In the hut of the Baba Yaga, pt. 1: A homemade digital synthesizer
I became fascinated with analog and digital synthesizers during my first visit to Moogfest in 2016.
Prior to this festival, I’d often thought about the synthesizer as a visual staple of 80s music: It was a keyboard that immitated sounds with varying quality. The analog racks of Moog and Buchla instruments looked more like switchboards from early telephony. These consoles seemed so stuffed with sockets and switches that I reasoned there was no way a person could conceivably know what most of the hardware did.
During Moogfest, I was able to meet talented artists, engineers, programmers and enthusiasts, and I learned about all the forms that synthesizers can take. I learned about signals and voltage control, and how makers from all over the U.S. were applying creativity to synthesis and producing new sounds.
In the summer of 2018, during a break in my classes, I decided to embark on designing, building and programming a stand-alone digital synthesizer. I started calling it Baba Yaga, as a reference to Moog’s Mother 32 (the Baba portion) and as an homage to the Polivoks synthesizers that inspired much of the panel’s design. Logically, I viewed this project in two distinct halves: hardware and software. This post will cover the design of the hardware.
Lights and sounds and buttons and dials
I had a Raspberry Pi, v. 3 B+ from a previous project, and for the sake of convenience, I decided to use this as the synthesizer’s brain. The Pi has adequate power to run Pure Data or SuperCollider, and while the on-board sound card is a bit lackluster, many inexpensive USB sound cards would allow for improved audio, as well as input capabilities. An important consideration for me was that, as a largely software synth, this instrument could easily be expanded through additional connectivity–be it phsyical audio inputs or through Bluetooth, WiFi or ethernet.
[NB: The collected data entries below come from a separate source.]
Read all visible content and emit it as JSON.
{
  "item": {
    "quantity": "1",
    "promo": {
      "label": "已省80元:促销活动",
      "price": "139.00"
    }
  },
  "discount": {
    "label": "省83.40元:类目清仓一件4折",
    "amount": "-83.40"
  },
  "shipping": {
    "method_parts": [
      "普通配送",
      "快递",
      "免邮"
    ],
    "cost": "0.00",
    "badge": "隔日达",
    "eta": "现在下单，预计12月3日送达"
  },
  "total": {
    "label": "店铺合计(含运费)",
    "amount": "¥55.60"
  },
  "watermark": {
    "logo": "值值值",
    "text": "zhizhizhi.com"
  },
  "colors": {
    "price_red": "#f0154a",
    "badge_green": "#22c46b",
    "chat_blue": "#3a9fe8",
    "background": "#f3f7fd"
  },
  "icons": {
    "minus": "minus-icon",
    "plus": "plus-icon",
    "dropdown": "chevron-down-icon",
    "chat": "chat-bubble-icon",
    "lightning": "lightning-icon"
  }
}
The overall design was meant to imitate a small Eurorack modular with a few basic modules: three oscillators, ADSR, reverb, VCF, sequencer and mixer. This meant a combination of potentiometers, switches, instantaneous release buttons and LEDs. The first snag, however, is that the Rasbperry Pi has no analog inputs on its GPIO pins. To read an analog potentiometer, I would need an analog-to-digital converter.
To accommodate all the potentiometers I wanted, I would need about 40 analog inputs. To accomplish this, I used five MCP3008 chips, each with eight analog inputs. The chips interface via SPI connection, but the Pi only has limited pins for this. As a work around, I used a software SPI library in Python, giving each pin its own MOSI, MISO and CS pin from the Pi’s general-purpose GPIO pins. I daisy-chained all the CLK pins of the chips together.
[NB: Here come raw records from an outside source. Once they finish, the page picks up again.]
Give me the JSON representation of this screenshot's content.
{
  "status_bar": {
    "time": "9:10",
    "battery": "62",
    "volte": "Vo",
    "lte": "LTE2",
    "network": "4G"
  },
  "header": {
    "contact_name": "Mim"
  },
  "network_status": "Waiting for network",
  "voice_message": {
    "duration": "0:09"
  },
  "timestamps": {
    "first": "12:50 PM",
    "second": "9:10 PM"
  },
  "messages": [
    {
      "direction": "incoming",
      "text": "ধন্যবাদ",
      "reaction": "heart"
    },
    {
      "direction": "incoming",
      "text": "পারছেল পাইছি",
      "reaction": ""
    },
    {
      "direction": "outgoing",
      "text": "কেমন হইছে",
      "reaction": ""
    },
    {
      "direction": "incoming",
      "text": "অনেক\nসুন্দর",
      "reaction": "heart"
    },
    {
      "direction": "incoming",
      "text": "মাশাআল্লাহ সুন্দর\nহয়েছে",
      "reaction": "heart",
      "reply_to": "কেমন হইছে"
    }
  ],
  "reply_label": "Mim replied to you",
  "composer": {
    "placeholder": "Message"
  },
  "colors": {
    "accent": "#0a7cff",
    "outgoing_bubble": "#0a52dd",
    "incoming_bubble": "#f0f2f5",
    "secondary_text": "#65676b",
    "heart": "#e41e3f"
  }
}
Additionally, my project required more digital input and output pins than were remaining on the Raspberry Pi. For this, I purchased four MCP23017 chips, which interface with the Raspberry Pi’s I2C bus. These ICs have 16 pins that can be configured as inputs or outputs. So that multiple chips can be used, they use an addressing scheme, based on running the ground or 3.3V to three designated pins. As long as the address to each chip is unique, the SCL and SDA pins can be wired together and run to the corresponding pins on the Raspberry Pi. Again, a Python library makes using these chips quite simple.
Once I begin assembling and testing the potentiometers, switches and buttons, I’ll have a greater sense of the performance of the code and hardware.